Israeli officials acknowledge that the documents are dated; much of the activity they allegedly chronicle occurred before 2003. That is when Iran disclosed and appeared to halt much of its known nuclear research in the wake of the U.S. invasion of Iraq and President George W. Bush’s designation of Iran as part of an “axis of evil,” which led to speculation Iran might be next on the American hit list.

Moreover, much of the activity the documents chronicle already was disclosed or suggested in IAEA reports in 2011 and 2015.

But Israeli officials contend that the documents are significant in two respects: They show that Iran’s weapons-related activities advanced further than previously realized, the officials asserted, and that they substantiate previous suspicions that Iran shifted some of those activities into new, disguised channels so they could continue well after 2003.

In particular, the Israeli intelligence officials showed documents indicating that Iranian nuclear experts, after shutting down a nuclear research program known by the code name AMAD in 2003, moved by early September of that year to shift many of its activities into the newly formed Organization of Defensive Innovation and Research.

Iranian nuclear scientists, two of whom later were assassinated under mysterious circumstances, are quoted in one document discussing the need to distinguish between “overt” nuclear research activities, which could continue because they could be shown to have peaceful purposes, and “covert” activities that had to be hidden because they could only be attributed to a nuclear-weapons program.

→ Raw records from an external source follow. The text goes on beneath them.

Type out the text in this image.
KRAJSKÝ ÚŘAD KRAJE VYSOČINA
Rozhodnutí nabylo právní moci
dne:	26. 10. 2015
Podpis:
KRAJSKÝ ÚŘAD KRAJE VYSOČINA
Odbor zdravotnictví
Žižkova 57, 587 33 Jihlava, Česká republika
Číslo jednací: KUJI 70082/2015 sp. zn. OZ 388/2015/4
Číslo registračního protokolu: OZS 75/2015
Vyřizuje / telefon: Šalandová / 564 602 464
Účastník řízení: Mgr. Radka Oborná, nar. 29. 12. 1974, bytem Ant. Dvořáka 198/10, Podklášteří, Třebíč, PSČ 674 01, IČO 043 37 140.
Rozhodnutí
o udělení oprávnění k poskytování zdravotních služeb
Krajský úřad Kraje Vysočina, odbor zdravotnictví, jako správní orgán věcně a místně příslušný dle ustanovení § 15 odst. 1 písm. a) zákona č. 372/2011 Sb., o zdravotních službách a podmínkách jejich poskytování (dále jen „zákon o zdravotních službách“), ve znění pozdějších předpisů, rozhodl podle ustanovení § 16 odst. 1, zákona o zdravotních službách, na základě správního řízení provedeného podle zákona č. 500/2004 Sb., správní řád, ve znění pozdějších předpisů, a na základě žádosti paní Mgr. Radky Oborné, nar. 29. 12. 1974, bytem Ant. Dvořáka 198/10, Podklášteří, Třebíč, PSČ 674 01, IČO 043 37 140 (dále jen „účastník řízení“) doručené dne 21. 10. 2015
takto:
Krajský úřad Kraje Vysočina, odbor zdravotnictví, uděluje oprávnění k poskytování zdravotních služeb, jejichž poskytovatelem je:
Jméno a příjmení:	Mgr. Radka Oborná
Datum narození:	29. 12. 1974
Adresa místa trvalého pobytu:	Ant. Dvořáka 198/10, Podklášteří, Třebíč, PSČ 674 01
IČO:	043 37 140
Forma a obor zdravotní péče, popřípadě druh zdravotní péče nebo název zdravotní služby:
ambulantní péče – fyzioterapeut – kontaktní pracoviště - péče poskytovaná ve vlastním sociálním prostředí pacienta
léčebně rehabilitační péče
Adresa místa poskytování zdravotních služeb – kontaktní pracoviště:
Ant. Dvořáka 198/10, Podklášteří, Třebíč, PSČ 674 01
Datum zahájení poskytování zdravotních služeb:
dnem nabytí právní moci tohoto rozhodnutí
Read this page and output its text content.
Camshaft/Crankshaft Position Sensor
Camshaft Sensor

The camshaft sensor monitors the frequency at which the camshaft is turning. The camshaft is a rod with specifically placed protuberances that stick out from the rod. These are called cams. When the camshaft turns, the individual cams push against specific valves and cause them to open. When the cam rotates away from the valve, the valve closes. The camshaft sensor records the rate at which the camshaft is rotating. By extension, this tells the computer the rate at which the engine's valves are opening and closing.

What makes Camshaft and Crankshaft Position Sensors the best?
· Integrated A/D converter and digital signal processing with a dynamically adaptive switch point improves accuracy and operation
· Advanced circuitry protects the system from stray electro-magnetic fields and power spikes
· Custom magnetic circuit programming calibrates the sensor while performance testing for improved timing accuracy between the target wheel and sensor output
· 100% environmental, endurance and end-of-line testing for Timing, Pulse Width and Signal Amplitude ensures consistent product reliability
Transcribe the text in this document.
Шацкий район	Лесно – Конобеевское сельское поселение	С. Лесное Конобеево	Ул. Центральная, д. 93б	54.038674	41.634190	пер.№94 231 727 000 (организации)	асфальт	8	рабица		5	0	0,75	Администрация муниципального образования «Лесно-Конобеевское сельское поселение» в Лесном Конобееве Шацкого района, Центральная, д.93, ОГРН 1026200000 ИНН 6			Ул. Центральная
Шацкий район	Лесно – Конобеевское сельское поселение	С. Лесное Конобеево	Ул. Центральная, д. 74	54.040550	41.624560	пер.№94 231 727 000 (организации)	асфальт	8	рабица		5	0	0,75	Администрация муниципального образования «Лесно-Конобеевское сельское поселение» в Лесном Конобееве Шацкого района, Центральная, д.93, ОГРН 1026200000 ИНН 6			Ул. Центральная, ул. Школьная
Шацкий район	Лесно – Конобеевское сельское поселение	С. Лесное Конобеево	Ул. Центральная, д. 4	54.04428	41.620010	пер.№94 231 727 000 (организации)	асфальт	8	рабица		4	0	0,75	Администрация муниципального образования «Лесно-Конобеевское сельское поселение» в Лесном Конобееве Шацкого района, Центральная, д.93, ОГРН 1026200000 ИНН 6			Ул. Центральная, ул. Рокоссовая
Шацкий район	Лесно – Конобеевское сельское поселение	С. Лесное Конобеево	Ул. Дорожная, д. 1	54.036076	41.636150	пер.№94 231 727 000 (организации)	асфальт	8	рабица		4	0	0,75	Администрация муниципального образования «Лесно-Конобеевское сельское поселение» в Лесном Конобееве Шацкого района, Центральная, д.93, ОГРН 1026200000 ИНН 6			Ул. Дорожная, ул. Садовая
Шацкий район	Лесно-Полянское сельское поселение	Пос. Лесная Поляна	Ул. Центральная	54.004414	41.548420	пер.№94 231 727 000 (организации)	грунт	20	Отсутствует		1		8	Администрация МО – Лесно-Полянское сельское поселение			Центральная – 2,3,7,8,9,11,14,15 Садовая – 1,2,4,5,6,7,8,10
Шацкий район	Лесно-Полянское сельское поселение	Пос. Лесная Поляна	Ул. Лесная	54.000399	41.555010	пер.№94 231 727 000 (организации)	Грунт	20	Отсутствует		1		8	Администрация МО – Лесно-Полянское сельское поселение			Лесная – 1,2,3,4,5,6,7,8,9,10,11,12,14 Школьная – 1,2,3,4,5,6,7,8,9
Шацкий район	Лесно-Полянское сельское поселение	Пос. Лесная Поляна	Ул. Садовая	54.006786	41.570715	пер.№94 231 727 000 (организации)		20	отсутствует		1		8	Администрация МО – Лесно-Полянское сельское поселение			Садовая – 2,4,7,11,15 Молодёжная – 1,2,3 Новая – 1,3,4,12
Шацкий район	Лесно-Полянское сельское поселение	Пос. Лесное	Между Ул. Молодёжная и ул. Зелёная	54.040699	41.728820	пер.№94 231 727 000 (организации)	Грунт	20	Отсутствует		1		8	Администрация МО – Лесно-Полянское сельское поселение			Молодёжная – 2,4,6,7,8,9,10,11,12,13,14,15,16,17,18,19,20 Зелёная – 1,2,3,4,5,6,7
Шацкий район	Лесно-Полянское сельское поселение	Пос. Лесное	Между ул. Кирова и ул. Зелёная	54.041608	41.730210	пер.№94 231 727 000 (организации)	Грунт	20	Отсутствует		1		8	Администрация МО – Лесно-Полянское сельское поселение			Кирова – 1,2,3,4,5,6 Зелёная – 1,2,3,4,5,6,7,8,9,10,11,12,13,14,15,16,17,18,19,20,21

A series of other documents and photos purportedly involve one particularly sensitive Iranian facility, within a military complex known as Parchin, which the IAEA long suspected housed a firing chamber used to test explosives that could be used to ignite a nuclear explosion.

When the IAEA finally gained access to the facility in 2015, it found no such chamber, but said extensive demolition and refurbishing of the site had seriously undermined the agency’s ability to determine whether such a chamber had been there.

The new materials include more than a dozen photographs of what Israeli intelligence officials said was the explosives chamber at Parchin, as well as reports on experiments conducted there.

Israeli officials said they hope the disclosure of the new details will prompt the IAEA to demand new inspections of sites in Iran and draw out further explanations of the program’s parameters from Iranian officials.